Experimental mouse models have been extensively used to elucidate the role of the complement system in different diseases and injuries. Contribution of gender has revealed an intriguing gender specific difference; female mice often show protection against most complement driven injuries such as ischemia/reperfusion injury, graft rejection and sepsis. Interestingly, early studies to the mouse complement system revealed that female mice have very low total complement activity (CH50), which is related to androgen regulation of hepatic complement synthesis. Here, our aim was to understand at which level the female specific differences in mouse complement resides.

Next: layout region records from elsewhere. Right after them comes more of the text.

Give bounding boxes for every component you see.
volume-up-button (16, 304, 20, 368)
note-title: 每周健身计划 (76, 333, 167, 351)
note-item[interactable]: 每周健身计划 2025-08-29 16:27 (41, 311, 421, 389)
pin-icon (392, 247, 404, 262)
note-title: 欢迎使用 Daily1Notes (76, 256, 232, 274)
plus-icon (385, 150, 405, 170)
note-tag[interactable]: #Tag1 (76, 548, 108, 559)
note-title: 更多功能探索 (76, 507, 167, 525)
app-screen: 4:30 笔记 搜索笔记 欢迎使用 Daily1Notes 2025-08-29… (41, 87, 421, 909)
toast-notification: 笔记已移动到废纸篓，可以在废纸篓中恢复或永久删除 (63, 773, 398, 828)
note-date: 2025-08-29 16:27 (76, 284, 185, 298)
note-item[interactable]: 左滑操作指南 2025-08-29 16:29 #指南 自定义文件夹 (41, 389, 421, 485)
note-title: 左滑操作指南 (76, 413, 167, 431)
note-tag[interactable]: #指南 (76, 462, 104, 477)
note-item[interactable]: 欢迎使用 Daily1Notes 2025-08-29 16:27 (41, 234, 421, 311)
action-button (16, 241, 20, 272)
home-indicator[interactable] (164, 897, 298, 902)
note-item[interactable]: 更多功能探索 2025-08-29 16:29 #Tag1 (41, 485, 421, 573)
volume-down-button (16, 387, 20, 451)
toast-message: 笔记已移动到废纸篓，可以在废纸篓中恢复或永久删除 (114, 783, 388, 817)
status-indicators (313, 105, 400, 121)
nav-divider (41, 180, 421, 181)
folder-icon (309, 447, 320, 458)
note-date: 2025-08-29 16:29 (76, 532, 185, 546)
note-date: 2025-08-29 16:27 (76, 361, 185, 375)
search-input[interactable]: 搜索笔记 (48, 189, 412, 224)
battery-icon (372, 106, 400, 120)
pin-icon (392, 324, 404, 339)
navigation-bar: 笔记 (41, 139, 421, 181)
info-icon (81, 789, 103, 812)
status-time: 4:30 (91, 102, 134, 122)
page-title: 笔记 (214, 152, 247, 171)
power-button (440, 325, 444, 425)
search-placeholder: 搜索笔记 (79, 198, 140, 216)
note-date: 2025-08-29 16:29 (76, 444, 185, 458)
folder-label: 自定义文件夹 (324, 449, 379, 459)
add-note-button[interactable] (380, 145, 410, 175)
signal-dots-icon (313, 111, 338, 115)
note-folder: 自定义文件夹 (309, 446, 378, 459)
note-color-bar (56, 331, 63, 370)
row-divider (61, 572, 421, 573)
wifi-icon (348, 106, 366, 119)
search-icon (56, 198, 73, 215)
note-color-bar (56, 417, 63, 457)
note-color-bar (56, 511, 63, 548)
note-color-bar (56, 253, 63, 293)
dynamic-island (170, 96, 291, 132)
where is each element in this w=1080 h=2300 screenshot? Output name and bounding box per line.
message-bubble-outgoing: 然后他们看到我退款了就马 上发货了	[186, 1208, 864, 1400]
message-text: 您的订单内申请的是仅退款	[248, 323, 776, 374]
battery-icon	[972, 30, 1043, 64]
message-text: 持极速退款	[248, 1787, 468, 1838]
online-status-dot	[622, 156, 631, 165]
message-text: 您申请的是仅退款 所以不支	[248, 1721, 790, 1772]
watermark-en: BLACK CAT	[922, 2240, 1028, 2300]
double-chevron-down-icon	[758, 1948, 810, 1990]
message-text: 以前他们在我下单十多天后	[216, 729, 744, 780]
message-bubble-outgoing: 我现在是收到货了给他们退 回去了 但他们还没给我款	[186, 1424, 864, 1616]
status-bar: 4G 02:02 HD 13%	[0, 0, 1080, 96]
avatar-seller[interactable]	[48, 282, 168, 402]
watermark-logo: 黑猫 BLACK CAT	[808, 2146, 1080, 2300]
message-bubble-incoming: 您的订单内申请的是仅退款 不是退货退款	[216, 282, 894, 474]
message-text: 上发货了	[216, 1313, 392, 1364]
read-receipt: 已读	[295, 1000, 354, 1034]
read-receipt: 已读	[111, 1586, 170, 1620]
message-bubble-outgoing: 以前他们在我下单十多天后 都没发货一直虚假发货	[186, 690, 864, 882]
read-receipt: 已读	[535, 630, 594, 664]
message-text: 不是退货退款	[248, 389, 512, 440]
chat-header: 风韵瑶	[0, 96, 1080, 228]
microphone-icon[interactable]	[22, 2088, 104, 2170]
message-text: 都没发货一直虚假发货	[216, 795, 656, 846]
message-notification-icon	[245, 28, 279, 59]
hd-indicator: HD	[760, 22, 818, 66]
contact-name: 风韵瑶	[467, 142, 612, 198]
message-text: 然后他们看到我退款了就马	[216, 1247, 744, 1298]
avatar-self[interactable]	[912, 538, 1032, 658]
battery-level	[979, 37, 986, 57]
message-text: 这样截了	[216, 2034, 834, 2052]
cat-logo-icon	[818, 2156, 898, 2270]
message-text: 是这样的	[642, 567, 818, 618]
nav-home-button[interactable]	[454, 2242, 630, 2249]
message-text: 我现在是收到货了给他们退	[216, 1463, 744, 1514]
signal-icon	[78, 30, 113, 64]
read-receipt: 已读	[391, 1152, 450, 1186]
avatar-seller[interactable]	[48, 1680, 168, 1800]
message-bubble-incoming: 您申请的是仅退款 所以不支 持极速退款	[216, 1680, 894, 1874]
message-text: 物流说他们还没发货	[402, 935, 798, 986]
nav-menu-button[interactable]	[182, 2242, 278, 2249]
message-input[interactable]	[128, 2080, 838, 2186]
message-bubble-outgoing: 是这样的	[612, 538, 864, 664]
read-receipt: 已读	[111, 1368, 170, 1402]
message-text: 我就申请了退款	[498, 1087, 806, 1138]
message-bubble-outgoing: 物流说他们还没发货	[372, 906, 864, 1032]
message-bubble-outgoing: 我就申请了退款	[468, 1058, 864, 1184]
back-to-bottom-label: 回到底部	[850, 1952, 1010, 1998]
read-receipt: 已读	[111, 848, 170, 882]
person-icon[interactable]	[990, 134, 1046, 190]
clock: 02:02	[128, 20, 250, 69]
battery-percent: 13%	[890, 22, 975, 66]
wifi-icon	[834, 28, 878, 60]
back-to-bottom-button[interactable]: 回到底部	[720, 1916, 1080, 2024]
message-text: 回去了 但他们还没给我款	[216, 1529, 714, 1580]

We have used recently developed complement assays to study the functional activities of female and male mice at the level of C3 and C9 activation, and furthermore assayed key complement factor levels in serum of age-matched female and male C57BL/6 mice. Our results show that the female mice have normal complement cascade functionality at the level of C3 activation, which was supported by determinations of early complement factors. However, all pathways are strongly reduced at the level of C9 activation, suggesting a terminal pathway specific difference. This was in line with C6 and C9 measurements, showing strongly decreased levels in females. Furthermore, similar gender differences were also found in BALB/cJ mice, but not in CD-1 mice. Our results clearly demonstrate that the complement system in females of frequently used mouse strains is restricted by the terminal pathway components and that the perceived female specific protection against experimental disease and injury might be in part explained by the inability promote inflammation through C5b-9.